The first two years of their relationship had been a slow-motion montage of soft sunlight and shared breath. Blake was the kind of person who seemed to exist purely to keep Roxy warm. They had spent countless nights tangled together in their small apartment, the silence between them filled with a profound sense of safety. Blake would trace the lines of Roxy’s palms as if reading a map of their future, whispering things like, "I don’t know what I’d do without you, Rox. You’re the only thing that makes sense." To Roxy, Blake was a sanctuary—a gentle, protective force that made the rest of the world feel quiet.
That sanctuary collapsed on the afternoon of Roxy’s nineteenth birthday. He had been looking for Blake near the back of the gym, expecting a surprise, but found Chloe instead. She didn't offer a greeting, only a sharp, knowing grin as she held up her phone. "You really should see how he talks about you when you're not around," she whispered.
The video played, and Roxy’s stomach dropped into a cold abyss. There was Blake, pinned against a wall with Chloe, his hands where they should only ever be on Roxy. The betrayal was visceral, but the dialogue was what truly broke him.
"What about Roxy?" Chloe’s voice giggled on the recording. "Isn't he waiting for you to blow out his candles?" Blake’s response was immediate, his voice sounding hollow and cruel. "Don't mind Roxy. He doesn't matter right now. Just shut up and keep going." The video ended, and the silence that followed was deafening. Roxy didn't cry; he felt as though he had turned to stone. He walked away without a word, leaving Chloe standing there with her trophy.
When he finally returned to their apartment that night, Blake was waiting with a lopsided grin and a gift wrapped in blue paper. "There you are! Happy birthday, beautiful. I was starting to think you'd run off without me." Blake moved to wrap his arms around Roxy’s waist, but Roxy pivoted, moving toward the kitchen counter with a robotic precision. "I'm not in the mood, Blake."

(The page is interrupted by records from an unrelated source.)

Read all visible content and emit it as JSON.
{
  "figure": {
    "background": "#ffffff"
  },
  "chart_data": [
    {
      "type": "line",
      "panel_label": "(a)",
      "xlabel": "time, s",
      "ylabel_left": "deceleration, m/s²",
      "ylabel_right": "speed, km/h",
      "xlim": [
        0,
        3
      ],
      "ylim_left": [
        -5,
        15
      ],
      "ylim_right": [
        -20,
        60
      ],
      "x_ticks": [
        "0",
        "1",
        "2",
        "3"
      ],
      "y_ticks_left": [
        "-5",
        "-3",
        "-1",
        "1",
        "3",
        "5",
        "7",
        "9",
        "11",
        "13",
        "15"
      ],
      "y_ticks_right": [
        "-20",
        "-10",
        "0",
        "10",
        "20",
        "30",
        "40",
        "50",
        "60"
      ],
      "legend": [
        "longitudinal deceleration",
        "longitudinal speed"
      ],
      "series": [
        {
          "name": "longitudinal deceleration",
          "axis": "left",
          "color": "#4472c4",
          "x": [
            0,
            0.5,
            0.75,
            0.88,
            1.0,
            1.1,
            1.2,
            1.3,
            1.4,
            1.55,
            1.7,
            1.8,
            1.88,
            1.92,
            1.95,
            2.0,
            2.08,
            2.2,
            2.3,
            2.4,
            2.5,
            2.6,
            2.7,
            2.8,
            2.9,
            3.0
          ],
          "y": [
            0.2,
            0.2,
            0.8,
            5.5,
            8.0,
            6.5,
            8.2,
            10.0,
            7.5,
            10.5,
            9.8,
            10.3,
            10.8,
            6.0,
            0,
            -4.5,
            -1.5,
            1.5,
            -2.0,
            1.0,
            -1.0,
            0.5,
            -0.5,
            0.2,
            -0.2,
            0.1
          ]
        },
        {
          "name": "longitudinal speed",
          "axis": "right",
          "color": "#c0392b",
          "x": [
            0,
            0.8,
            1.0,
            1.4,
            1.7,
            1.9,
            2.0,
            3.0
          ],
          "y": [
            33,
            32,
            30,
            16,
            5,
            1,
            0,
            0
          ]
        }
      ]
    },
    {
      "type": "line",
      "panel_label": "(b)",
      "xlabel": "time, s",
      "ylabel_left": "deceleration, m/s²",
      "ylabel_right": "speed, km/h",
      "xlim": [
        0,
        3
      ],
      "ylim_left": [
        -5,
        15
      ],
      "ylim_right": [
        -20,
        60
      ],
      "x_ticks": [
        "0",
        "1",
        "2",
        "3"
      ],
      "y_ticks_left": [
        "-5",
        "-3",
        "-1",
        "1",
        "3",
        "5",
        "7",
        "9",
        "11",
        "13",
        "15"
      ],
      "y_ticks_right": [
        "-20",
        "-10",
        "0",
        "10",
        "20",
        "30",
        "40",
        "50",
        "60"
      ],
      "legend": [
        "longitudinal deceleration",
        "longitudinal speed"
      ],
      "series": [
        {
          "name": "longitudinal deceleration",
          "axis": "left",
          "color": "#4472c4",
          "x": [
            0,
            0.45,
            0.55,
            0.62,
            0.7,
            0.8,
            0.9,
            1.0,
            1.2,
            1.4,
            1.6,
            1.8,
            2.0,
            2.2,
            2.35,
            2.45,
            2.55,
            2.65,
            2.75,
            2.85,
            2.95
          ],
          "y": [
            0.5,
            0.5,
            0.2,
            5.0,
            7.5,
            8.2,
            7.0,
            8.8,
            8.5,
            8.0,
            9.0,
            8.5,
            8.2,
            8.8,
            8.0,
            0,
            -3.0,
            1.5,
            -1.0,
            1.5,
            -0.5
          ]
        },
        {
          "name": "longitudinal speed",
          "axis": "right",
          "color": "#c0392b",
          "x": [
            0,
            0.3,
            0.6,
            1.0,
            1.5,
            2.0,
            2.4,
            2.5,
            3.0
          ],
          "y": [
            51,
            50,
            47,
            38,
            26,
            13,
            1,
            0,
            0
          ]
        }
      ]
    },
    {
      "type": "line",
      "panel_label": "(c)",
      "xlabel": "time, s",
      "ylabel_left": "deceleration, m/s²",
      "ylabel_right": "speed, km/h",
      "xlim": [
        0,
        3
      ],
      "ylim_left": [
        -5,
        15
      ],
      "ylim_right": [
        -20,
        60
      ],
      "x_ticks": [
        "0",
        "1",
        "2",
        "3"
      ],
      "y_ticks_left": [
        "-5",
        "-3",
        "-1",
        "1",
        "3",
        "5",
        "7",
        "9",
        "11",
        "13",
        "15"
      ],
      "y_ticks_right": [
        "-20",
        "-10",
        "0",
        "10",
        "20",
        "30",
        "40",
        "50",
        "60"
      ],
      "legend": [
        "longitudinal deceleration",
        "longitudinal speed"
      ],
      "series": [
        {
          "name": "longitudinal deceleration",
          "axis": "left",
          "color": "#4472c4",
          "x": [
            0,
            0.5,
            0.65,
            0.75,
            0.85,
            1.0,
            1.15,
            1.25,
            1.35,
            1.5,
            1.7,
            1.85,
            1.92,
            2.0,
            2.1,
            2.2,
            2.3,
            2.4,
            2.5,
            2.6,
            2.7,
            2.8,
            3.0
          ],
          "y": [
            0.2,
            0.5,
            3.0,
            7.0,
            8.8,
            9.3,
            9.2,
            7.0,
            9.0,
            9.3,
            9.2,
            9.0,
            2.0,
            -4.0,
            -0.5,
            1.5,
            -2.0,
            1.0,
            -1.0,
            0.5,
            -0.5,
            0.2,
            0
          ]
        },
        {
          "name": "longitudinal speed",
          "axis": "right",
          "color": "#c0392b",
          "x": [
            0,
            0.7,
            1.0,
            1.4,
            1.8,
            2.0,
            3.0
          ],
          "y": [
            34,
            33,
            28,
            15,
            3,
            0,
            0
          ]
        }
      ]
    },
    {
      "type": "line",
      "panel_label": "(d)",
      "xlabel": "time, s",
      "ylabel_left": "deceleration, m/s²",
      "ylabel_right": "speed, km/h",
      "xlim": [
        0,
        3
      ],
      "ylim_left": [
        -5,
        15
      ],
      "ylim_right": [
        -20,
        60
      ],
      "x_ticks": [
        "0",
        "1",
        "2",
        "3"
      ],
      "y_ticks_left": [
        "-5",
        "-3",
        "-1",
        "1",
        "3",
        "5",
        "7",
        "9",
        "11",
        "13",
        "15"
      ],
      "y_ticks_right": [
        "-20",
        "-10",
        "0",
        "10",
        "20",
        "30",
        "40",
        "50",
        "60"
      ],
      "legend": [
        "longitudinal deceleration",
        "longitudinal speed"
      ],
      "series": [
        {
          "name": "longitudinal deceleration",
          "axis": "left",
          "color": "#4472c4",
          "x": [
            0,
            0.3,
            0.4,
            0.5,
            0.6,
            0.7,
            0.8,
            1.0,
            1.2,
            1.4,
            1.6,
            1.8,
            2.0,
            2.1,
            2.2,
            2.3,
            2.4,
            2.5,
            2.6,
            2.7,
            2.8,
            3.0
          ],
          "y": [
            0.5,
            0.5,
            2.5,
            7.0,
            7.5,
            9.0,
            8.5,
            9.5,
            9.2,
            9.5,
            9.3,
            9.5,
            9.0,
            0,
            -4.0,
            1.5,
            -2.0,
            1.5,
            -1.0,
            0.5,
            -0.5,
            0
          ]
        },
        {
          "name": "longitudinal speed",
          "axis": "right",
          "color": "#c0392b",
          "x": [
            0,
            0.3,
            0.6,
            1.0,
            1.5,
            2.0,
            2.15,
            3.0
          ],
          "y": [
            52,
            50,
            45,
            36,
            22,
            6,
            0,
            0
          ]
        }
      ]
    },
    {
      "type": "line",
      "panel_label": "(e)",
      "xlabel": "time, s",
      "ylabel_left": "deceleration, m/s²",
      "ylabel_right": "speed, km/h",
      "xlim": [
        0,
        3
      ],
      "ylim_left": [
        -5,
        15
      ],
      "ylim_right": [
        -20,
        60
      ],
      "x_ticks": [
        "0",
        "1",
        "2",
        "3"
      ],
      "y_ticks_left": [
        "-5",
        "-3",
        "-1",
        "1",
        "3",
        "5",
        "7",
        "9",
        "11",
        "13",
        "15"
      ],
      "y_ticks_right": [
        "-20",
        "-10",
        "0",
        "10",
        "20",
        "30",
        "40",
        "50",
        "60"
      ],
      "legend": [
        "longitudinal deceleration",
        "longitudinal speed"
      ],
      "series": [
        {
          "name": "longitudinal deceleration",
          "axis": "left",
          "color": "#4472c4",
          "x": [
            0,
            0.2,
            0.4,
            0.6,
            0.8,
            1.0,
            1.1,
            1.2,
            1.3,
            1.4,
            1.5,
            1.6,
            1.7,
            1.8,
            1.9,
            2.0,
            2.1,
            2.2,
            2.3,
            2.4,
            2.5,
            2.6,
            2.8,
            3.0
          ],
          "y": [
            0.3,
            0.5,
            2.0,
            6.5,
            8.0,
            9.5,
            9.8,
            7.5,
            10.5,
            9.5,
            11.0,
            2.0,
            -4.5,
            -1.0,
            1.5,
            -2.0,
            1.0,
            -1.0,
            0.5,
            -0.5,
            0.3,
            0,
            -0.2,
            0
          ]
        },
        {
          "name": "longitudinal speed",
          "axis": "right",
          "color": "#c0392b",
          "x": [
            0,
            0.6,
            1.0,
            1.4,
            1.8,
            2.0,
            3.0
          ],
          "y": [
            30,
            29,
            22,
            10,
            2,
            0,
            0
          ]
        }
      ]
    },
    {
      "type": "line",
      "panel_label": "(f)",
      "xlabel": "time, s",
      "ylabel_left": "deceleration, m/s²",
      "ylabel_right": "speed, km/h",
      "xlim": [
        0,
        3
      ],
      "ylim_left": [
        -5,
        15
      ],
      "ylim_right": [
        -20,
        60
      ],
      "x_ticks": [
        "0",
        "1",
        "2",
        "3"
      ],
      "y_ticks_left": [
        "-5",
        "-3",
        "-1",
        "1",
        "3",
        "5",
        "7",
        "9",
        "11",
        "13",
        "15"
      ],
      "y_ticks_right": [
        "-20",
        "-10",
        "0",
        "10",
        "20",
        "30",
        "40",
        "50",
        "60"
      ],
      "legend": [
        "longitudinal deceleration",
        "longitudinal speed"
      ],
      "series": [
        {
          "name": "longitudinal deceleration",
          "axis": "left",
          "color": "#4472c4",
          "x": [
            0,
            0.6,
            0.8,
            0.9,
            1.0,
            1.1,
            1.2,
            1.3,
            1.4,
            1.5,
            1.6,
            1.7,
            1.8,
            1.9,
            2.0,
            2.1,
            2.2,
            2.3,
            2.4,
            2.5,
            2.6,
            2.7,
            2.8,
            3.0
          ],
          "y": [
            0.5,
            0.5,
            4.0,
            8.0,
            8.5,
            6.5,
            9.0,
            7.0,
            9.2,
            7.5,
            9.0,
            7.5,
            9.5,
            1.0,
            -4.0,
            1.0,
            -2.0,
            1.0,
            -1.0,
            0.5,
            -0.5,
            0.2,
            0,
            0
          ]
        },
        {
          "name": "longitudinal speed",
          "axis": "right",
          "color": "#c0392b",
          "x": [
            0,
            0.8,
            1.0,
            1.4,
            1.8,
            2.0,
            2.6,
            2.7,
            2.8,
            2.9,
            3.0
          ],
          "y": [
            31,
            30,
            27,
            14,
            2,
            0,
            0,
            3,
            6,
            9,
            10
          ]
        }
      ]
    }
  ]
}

Blake’s arms hung in the air, empty. "Whoa, okay. Bad day? I thought we were going to go out to that Italian place you like."
"I ate already," Roxy lied, his voice flat. He couldn't look at Blake’s face. All he could see was the graininess of the video.
As the days stretched into weeks, the apartment became a battlefield of silence. The transition was agonizing. Before, they were a tangle of limbs and laughter; now, Roxy was a ghost. He began waking up an hour earlier just to avoid the intimacy of a shared breakfast. When they were in the same room, the air felt thick with things unsaid.
One evening, Blake cornered him in the hallway, his frustration finally boiling over. "Roxy, enough. Please. You haven't touched me in two weeks. You barely even look at me. If I did something to piss you off, just tell me so I can fix it."
"You can't fix it, Blake," Roxy said, finally meeting his eyes. His gaze was so cold it made Blake flinch."How do you know if you won't tell me what it is?" Blake pleaded, reaching out to grab Roxy’s hand. Roxy yanked it back as if he’d been burned. "I love you, Rox. I’m devoted to you. You know that, right?"
"Devoted," Roxy repeated, the word tasting like poison. "Is that what you call it?"
"Yes! I’d do anything for you," Blake insisted, his voice cracking with a desperation that would have moved Roxy to tears just a month ago. "You’re the most important thing in my life."